Tapi ini bukan penjara biasa. Tanpa jeruji. Semuanya dari metal. Ia tidak dapat melihat selain ruangan ini. Satu tempat tidur dengan selimut tipis juga kamar mandi.
Tidak ada jeruji. Semuanya tertutup. Udara dialirkan melalui lubang dengan bahan yang sama.
Tidak masalah. Rangga akan segera menghancurkan tempat ini dengan mudah. Namun sekarang dia harus mengumpulkan tenaga dulu sehabis bangun tidur.
Ia memandangi sekelilingnya lagi. Mendadak pintu bawah ruangannya terbuka dan sepiring makanan muncul.
"Hei!" tahan Rangga. Namun pintu itu sudah ditutup kembali.
Ia tawanan sekarang. Benar-benar memuakkan. Dikurung dan sendirian. Penjara eksklusif, penjara khusus.
Ini berbeda dengan penjara biasa yang biasanya diisi beberapa orang dan masih menggunakan tembok dan jeruji.
Tentu Cleopatra sudah merencanakannya. Ia punya uang yang melimpah dan dapat membangun apa yang dia mau. Pintar, dia membuat penjara khusus.
Rangga sangat yakin Selo, Maung Bodas, dan Maung Geulis juga mendapatkan ruangan pribadi sendiri-sendiri.
Pertanyaannya apakah mereka sudah siuman? Karena menurut Rangga, dia sedikit memiliki stamina lebih dibanding teman-temannya.
Entahlah. Dia tidak akan tahu sebelum keluar dari sini. Jadi ia pun bangkit dan segera memfokuskan diri pada tembok dihadapannya dan....
JDUAAAAGH
"Aaaaaaaaaduh!" lolong Rangga. Ia bisa merasakan tulangnya bergetar karena hantamannya. Sakit, sangat sakit.
"Baiklah, kalau pukulan tidak bisa, aku akan melakukan hal lain yang lebih menyakitkan," gerutu Rangga sembari memijit-mijit lengan tangannya. Benturan itu masih terasa jelas. Sakit.

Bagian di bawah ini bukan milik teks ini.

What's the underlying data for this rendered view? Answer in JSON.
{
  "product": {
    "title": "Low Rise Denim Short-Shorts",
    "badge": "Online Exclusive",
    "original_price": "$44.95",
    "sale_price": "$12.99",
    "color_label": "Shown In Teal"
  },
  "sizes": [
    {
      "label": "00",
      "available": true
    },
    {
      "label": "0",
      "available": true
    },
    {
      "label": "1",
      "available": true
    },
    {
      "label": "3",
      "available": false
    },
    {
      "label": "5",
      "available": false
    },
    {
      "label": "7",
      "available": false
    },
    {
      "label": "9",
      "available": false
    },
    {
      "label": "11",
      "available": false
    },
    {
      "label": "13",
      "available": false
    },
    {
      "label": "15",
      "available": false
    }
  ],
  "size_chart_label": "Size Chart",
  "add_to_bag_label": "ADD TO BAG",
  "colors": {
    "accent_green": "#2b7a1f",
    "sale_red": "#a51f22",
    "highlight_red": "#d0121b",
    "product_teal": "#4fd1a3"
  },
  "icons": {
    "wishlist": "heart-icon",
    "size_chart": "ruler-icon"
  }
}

Rangga mengambil napas panjang kemudian melakukan lompatan dan memberikan tendangan ke tembok itu.
JDUAGH
"Aaaah!" pekiknya kesakitan. "Bagaimana mungkin bangunan ini mampu menahan kekuatanku? Si Cleopatra sinting itu pasti sudah merencanakan tempat ini. Duitnya kan banyak."
Rangga duduk di tempat tidurnya dan mengacak-ngacak rambutnya dengan frustasi.

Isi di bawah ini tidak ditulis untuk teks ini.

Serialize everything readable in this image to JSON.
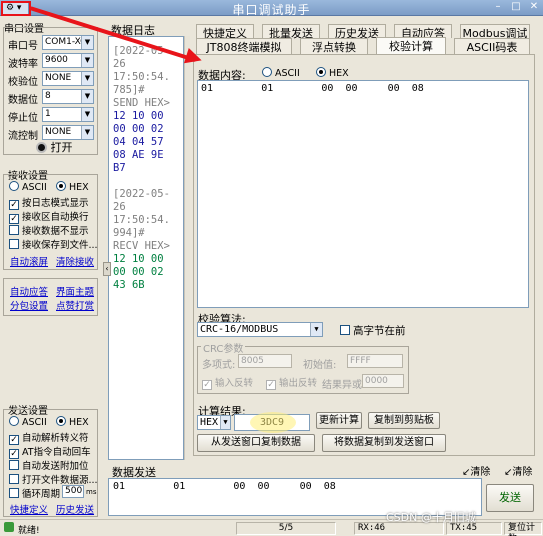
{
  "window": {
    "title": "串口调试助手",
    "system_menu": "⚙ ▾"
  },
  "serial_settings": {
    "group_title": "串口设置",
    "port_label": "串口号",
    "port_value": "COM1-XCO",
    "baud_label": "波特率",
    "baud_value": "9600",
    "parity_label": "校验位",
    "parity_value": "NONE",
    "databits_label": "数据位",
    "databits_value": "8",
    "stopbits_label": "停止位",
    "stopbits_value": "1",
    "flow_label": "流控制",
    "flow_value": "NONE",
    "open_label": "打开"
  },
  "receive_settings": {
    "group_title": "接收设置",
    "ascii_label": "ASCII",
    "hex_label": "HEX",
    "checks": [
      {
        "label": "按日志模式显示",
        "checked": true
      },
      {
        "label": "接收区自动换行",
        "checked": true
      },
      {
        "label": "接收数据不显示",
        "checked": false
      },
      {
        "label": "接收保存到文件...",
        "checked": false
      }
    ],
    "link1": "自动滚屏",
    "link2": "清除接收"
  },
  "shortcuts": {
    "link1": "自动应答",
    "link2": "界面主题",
    "link3": "分包设置",
    "link4": "点赞打赏"
  },
  "send_settings": {
    "group_title": "发送设置",
    "ascii_label": "ASCII",
    "hex_label": "HEX",
    "checks": [
      {
        "label": "自动解析转义符",
        "checked": true
      },
      {
        "label": "AT指令自动回车",
        "checked": true
      },
      {
        "label": "自动发送附加位",
        "checked": false
      },
      {
        "label": "打开文件数据源...",
        "checked": false
      },
      {
        "label": "循环周期",
        "checked": false
      }
    ],
    "cycle_value": "500",
    "cycle_unit": "ms",
    "link1": "快捷定义",
    "link2": "历史发送"
  },
  "data_log": {
    "title": "数据日志",
    "lines": [
      {
        "text": "[2022-05-",
        "cls": "gray"
      },
      {
        "text": "26",
        "cls": "gray"
      },
      {
        "text": "17:50:54.",
        "cls": "gray"
      },
      {
        "text": "785]#",
        "cls": "gray"
      },
      {
        "text": "SEND HEX>",
        "cls": "gray"
      },
      {
        "text": "12 10 00",
        "cls": "navy"
      },
      {
        "text": "00 00 02",
        "cls": "navy"
      },
      {
        "text": "04 04 57",
        "cls": "navy"
      },
      {
        "text": "08 AE 9E",
        "cls": "navy"
      },
      {
        "text": "B7",
        "cls": "navy"
      },
      {
        "text": "",
        "cls": "gray"
      },
      {
        "text": "[2022-05-",
        "cls": "gray"
      },
      {
        "text": "26",
        "cls": "gray"
      },
      {
        "text": "17:50:54.",
        "cls": "gray"
      },
      {
        "text": "994]#",
        "cls": "gray"
      },
      {
        "text": "RECV HEX>",
        "cls": "gray"
      },
      {
        "text": "12 10 00",
        "cls": "green"
      },
      {
        "text": "00 00 02",
        "cls": "green"
      },
      {
        "text": "43 6B",
        "cls": "green"
      }
    ]
  },
  "tabs": {
    "row1": [
      "快捷定义",
      "批量发送",
      "历史发送",
      "自动应答",
      "Modbus调试"
    ],
    "row2": [
      "JT808终端模拟",
      "浮点转换",
      "校验计算",
      "ASCII码表"
    ]
  },
  "checksum": {
    "data_label": "数据内容:",
    "ascii_label": "ASCII",
    "hex_label": "HEX",
    "data_value": "01        01        00  00     00  08",
    "algo_label": "校验算法:",
    "algo_value": "CRC-16/MODBUS",
    "high_byte_label": "高字节在前",
    "crc_group": "CRC参数",
    "poly_label": "多项式:",
    "poly_value": "8005",
    "init_label": "初始值:",
    "init_value": "FFFF",
    "refin_label": "输入反转",
    "refout_label": "输出反转",
    "xor_label": "结果异或",
    "xor_value": "0000",
    "result_label": "计算结果:",
    "result_format": "HEX",
    "result_value": "3DC9",
    "update_button": "更新计算",
    "copy_button": "复制到剪贴板",
    "from_send_button": "从发送窗口复制数据",
    "to_send_button": "将数据复制到发送窗口"
  },
  "send_area": {
    "title": "数据发送",
    "clear1": "清除",
    "clear2": "清除",
    "value": "01        01        00  00     00  08",
    "send_button": "发送"
  },
  "status_bar": {
    "connection": "就绪!",
    "pages": "5/5",
    "rx": "RX:46",
    "tx": "TX:45",
    "reset": "复位计数"
  },
  "watermark": "CSDN @十月旧城"
}
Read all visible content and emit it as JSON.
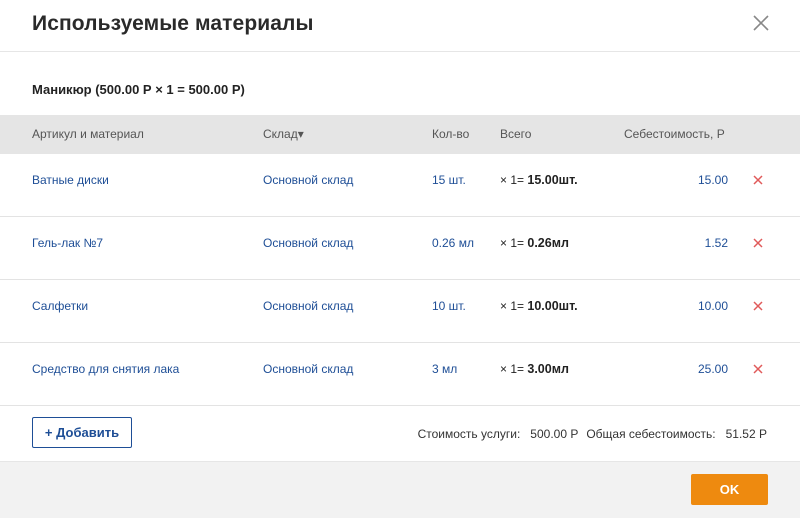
{
  "dialog": {
    "title": "Используемые материалы",
    "service_line": "Маникюр (500.00 Р × 1 = 500.00 Р)"
  },
  "table": {
    "columns": {
      "article": "Артикул и материал",
      "warehouse": "Склад",
      "warehouse_sort_icon": "▾",
      "qty": "Кол-во",
      "total": "Всего",
      "cost": "Себестоимость, Р"
    },
    "rows": [
      {
        "material": "Ватные диски",
        "warehouse": "Основной склад",
        "qty": "15 шт.",
        "mult": "× 1=",
        "total": "15.00шт.",
        "cost": "15.00"
      },
      {
        "material": "Гель-лак №7",
        "warehouse": "Основной склад",
        "qty": "0.26 мл",
        "mult": "× 1=",
        "total": "0.26мл",
        "cost": "1.52"
      },
      {
        "material": "Салфетки",
        "warehouse": "Основной склад",
        "qty": "10 шт.",
        "mult": "× 1=",
        "total": "10.00шт.",
        "cost": "10.00"
      },
      {
        "material": "Средство для снятия лака",
        "warehouse": "Основной склад",
        "qty": "3 мл",
        "mult": "× 1=",
        "total": "3.00мл",
        "cost": "25.00"
      }
    ]
  },
  "footer": {
    "add_label": "+ Добавить",
    "service_cost_label": "Стоимость услуги:",
    "service_cost_value": "500.00 Р",
    "total_cost_label": "Общая себестоимость:",
    "total_cost_value": "51.52 Р"
  },
  "actions": {
    "ok_label": "OK"
  },
  "colors": {
    "link": "#1e4e96",
    "delete": "#e05a5a",
    "ok": "#ee8a0f",
    "table_header_bg": "#e5e5e5"
  },
  "icons": {
    "close": "close-icon",
    "delete": "delete-x-icon",
    "sort": "sort-down-icon"
  }
}
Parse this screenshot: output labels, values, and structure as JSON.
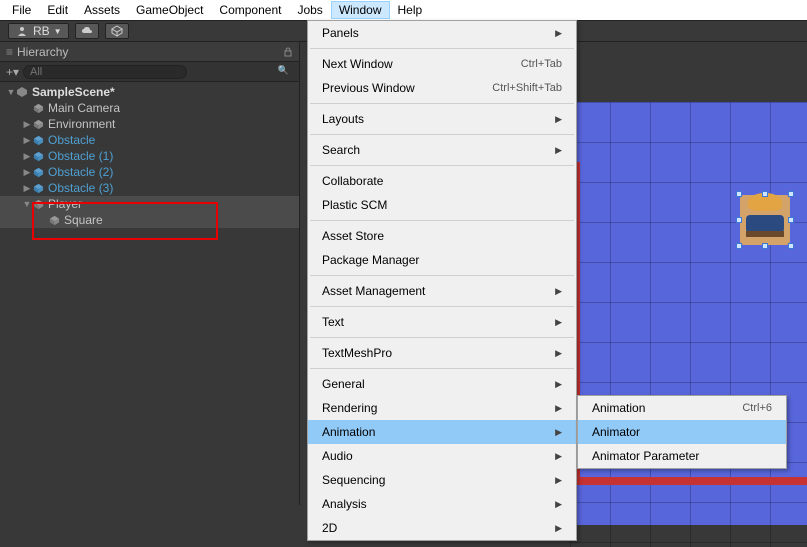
{
  "menubar": {
    "items": [
      "File",
      "Edit",
      "Assets",
      "GameObject",
      "Component",
      "Jobs",
      "Window",
      "Help"
    ],
    "active_index": 6
  },
  "toolbar": {
    "account": "RB"
  },
  "hierarchy": {
    "title": "Hierarchy",
    "search_placeholder": "All",
    "nodes": {
      "scene": "SampleScene*",
      "main_camera": "Main Camera",
      "environment": "Environment",
      "obstacle": "Obstacle",
      "obstacle1": "Obstacle (1)",
      "obstacle2": "Obstacle (2)",
      "obstacle3": "Obstacle (3)",
      "player": "Player",
      "square": "Square"
    }
  },
  "window_menu": {
    "panels": "Panels",
    "next_window": "Next Window",
    "next_window_sc": "Ctrl+Tab",
    "prev_window": "Previous Window",
    "prev_window_sc": "Ctrl+Shift+Tab",
    "layouts": "Layouts",
    "search": "Search",
    "collaborate": "Collaborate",
    "plastic": "Plastic SCM",
    "asset_store": "Asset Store",
    "package_manager": "Package Manager",
    "asset_management": "Asset Management",
    "text": "Text",
    "textmeshpro": "TextMeshPro",
    "general": "General",
    "rendering": "Rendering",
    "animation": "Animation",
    "audio": "Audio",
    "sequencing": "Sequencing",
    "analysis": "Analysis",
    "two_d": "2D"
  },
  "animation_submenu": {
    "animation": "Animation",
    "animation_sc": "Ctrl+6",
    "animator": "Animator",
    "animator_param": "Animator Parameter"
  }
}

"Bagaimana caranya keluar kalau kekuatanku tidak mampu membuat kerusakan pada ruangan ini?” ujarnya pada diri sendiri.
Benar-benar situasi yang tidak menguntungkan. Tidak ada yang bisa diajak bertukar pikiran. Tidak ada internet, tidak ada televisi untuk mencari tahu apa yang sedang terjadi di luar sana.
Tidak tahu.
Meski begitu Rangga yakin situasi di luar tidak lebih tenang dari pada sel tahanannya.
Cleopatra pasti punya rencana lanjutan setelah mendapatkan kekuasaan yang diincarnya kemudian melakukan apa pun sesuai kehendaknya.
Memikirkan tidak ada yang mampu melawan Cleopatra di luar sana, membuat Rangga sakit kepala.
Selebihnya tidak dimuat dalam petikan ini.